Friday evening EJ and I decided to take a walk down the driveway. As we left the house, I heard the upset cries of blue jays. It sounded as if there were many of them, although it’s hard to tell because they were hidden by the forest. Blue Jays tend to be the “town criers” of the forest, warning the woodland community of strangers and danger. EJ and I speculated at what the danger could be–it’s too late in the year for the Blue Jays to be upset over another bird robbing the nest. Could it be a bear? Or…? We have many, many berry bushes on our property, and I’m surprised that we haven’t seen any bears gorging on the berries to prepare for winter.

Saturday afternoon we watched the turkey family meander out of the forest on the other side of the driveway. The turkey flock consists of seven babies guarded by two adult females.
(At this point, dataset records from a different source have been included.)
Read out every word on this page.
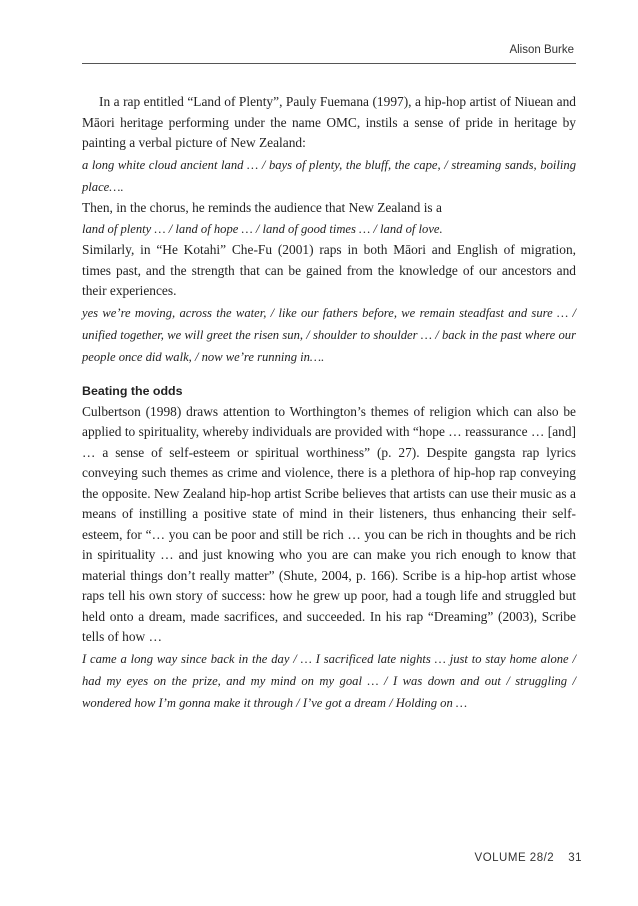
Alison Burke

In a rap entitled “Land of Plenty”, Pauly Fuemana (1997), a hip-hop artist of Niuean and Māori heritage performing under the name OMC, instils a sense of pride in heritage by painting a verbal picture of New Zealand:

a long white cloud ancient land … / bays of plenty, the bluff, the cape, / streaming sands, boiling place….

Then, in the chorus, he reminds the audience that New Zealand is a

land of plenty … / land of hope … / land of good times … / land of love.

Similarly, in “He Kotahi” Che-Fu (2001) raps in both Māori and English of migration, times past, and the strength that can be gained from the knowledge of our ancestors and their experiences.

yes we’re moving, across the water, / like our fathers before, we remain steadfast and sure … / unified together, we will greet the risen sun, / shoulder to shoulder … / back in the past where our people once did walk, / now we’re running in….

Beating the odds

Culbertson (1998) draws attention to Worthington’s themes of religion which can also be applied to spirituality, whereby individuals are provided with “hope … reassurance … [and] … a sense of self-esteem or spiritual worthiness” (p. 27). Despite gangsta rap lyrics conveying such themes as crime and violence, there is a plethora of hip-hop rap conveying the opposite. New Zealand hip-hop artist Scribe believes that artists can use their music as a means of instilling a positive state of mind in their listeners, thus enhancing their self-esteem, for “… you can be poor and still be rich … you can be rich in thoughts and be rich in spirituality … and just knowing who you are can make you rich enough to know that material things don’t really matter” (Shute, 2004, p. 166). Scribe is a hip-hop artist whose raps tell his own story of success: how he grew up poor, had a tough life and struggled but held onto a dream, made sacrifices, and succeeded. In his rap “Dreaming” (2003), Scribe tells of how …

I came a long way since back in the day / … I sacrificed late nights … just to stay home alone / had my eyes on the prize, and my mind on my goal … / I was down and out / struggling / wondered how I’m gonna make it through / I’ve got a dream / Holding on …

VOLUME 28/2 31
As I watched, I saw a third adult come out of the forest a short distance away. I didn’t notice whether the third turkey was a male or female because I was too busy watching the drama unfold: When one of the females saw the third turkey, she challenged it and chased it away. By the time I thought to video it, the turkeys were moving out of sight down the driveway.

All this drama–of ducks, and blue jays, and turkeys made me ponder that there is life and death drama happening all the time all the time–birds, reptiles, insects, wildlife, humans, all struggling to survive. I don’t have any conclusions to draw from this other than that it happens, and I’m (mostly) unaware of it.

Yesterday evening EJ burned the last of the scrap wood in the burning barrel. We sat outside to keep an eye on the fire until it burned down. We sat near the duck pen and watched the ducks in their pen as well as the fire. It was quite peaceful. I never mow right up close to the fence so the ducks (or chickens) can reach through and eat some of the grass. EJ happened to be watching one of the ducks when an egg suddenly tumbled out of her body. The ducks usually lay eggs without much fuss and not always in a nest. In contrast, the chickens always lay eggs in the nesting box, and they loudly cluck when they do so.

EJ buys old golf clubs and balls at thrift shops or yard sales. He likes to “golf” on our property. He hits them down the property, leaves them where they lie, and then on another day hit them back up toward the house. I prefer putt-putt golf rather than hitting the balls long-distances. Yesterday EJ got an empty can, poked holes in it for drainage, and set it in the ground so we could enjoy hitting the balls into it. We plan to put a few of them around the yard, and maybe eventually build obstacles, so we go miniature golfing on our property, just for fun.

I finally met our nearest neighbor who shares our driveway late last week. This is his vacation home, so he and his wife are only at the house now and then in the summer and not at all during the winter. He was trimming the branches off a tree when I walked down to get the mail. We chatted a couple of minutes before parting ways. EJ met this neighbor last summer and discovered that the guy used to work with EJ’s Dad and play cards with him on their lunch breaks. Small world.